In Res Sapiens (2011-12) the semantic value of content is expressed in a unique and ‘objectified’ manner. ‘The project merges the digital world with the physical,’ says Nieuwenhuizen. ‘It is a network of everyday objects, which uses the internet as an endless source of energy.’
Showcased at Salone del Mobile in Milan and at 2012’s ‘Multiversités Créatives’ exhibition at the Centre Pompidou in Paris, Res Sapiens is a series of lamps that react to online data, which they filter, share and eventually act upon, shining and moving in response to each other’s findings. The installation in Paris used the stream of micro-conversations on Twitter, one lamp picking up on emotions in the vicinity of Paris, another picking worldwide opinions about trending Wikipedia topics, in a subtle incarnation of the flow of data around us. Data therefore becomes the ‘life-force’ of an everyday object. What does it mean? There is no explicit or fixed meaning, the work only engenders further questioning. How we might make use of these possibilities in everyday life is one such question.
There is a Karl Gerstner dictum from 1968 that states: ‘Instead of solutions for problems, programmes for solutions.’ Lust have taken this one step further, deleting the concept of solutions and replacing it with questions. Barendse states: ‘We don’t even know what to solve. Only possibilities. Nowadays there is too much emphasis on solutions.
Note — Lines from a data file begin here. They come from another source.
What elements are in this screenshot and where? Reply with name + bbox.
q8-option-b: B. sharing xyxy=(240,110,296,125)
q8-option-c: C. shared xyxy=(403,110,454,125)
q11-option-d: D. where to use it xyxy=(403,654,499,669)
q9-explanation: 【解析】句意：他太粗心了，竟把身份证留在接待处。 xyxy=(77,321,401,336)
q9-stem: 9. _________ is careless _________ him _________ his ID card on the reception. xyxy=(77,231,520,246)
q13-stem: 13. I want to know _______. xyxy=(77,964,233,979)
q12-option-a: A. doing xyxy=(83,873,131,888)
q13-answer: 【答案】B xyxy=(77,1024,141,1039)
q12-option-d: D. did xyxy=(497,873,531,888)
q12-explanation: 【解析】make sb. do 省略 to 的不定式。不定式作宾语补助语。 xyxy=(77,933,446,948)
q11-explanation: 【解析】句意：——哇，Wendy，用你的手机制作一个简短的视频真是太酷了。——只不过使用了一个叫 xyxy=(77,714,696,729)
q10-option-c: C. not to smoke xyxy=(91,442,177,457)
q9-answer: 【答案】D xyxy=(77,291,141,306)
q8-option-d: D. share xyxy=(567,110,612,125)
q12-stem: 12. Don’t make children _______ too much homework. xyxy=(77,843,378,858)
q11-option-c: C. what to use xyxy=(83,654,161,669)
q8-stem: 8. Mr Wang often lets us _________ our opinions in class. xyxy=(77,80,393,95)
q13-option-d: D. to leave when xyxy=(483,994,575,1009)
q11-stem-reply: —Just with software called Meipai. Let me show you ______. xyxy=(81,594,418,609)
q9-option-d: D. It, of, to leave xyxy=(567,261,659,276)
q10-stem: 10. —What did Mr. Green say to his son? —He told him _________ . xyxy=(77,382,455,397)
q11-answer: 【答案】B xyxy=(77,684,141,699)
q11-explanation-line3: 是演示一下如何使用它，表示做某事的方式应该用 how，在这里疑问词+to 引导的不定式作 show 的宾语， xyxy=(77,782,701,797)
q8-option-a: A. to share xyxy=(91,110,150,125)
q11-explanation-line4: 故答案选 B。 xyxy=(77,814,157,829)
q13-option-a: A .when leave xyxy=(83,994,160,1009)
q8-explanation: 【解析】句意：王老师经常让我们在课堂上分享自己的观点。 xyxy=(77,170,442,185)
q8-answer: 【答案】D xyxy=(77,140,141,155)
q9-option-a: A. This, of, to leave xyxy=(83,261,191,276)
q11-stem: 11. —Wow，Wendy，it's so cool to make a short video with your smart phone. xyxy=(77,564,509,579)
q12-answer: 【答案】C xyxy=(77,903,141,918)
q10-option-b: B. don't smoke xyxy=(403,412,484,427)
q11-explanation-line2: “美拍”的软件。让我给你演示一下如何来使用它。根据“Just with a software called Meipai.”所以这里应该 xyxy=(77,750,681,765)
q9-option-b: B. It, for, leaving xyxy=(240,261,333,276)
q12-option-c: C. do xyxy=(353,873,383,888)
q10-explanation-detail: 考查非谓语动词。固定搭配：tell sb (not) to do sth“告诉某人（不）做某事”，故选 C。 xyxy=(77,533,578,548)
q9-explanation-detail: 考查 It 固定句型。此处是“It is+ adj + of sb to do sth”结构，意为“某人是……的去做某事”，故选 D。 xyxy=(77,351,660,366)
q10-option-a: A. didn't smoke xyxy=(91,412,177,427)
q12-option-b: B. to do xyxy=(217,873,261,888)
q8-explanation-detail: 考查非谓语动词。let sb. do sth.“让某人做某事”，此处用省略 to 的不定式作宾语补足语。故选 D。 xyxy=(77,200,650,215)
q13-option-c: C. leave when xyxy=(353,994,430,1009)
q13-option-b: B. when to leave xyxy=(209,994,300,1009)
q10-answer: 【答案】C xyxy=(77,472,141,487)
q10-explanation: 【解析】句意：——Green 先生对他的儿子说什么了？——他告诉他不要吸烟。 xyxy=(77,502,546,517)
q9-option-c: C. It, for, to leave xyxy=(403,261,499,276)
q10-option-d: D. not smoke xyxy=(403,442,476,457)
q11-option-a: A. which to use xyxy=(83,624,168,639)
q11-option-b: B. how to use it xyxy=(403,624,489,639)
This blocks a lot of ideas, and holds back true innovation.’ Lust’s work is therefore essentially about keeping the process going, having an open mind and letting developments lead one to new stages of inquiry through a systematic and iterative process. It’s not about embodying meaning within fixed form or solutions, it is about letting information flow towards new possibilities. Possibilities for bringing the virtual and physical closer together. And in that respect, Lust are perhaps a unique vessel navigating the digital today. Though none of us knows where it will lead, Lust is one of the design practices that is defining a new space.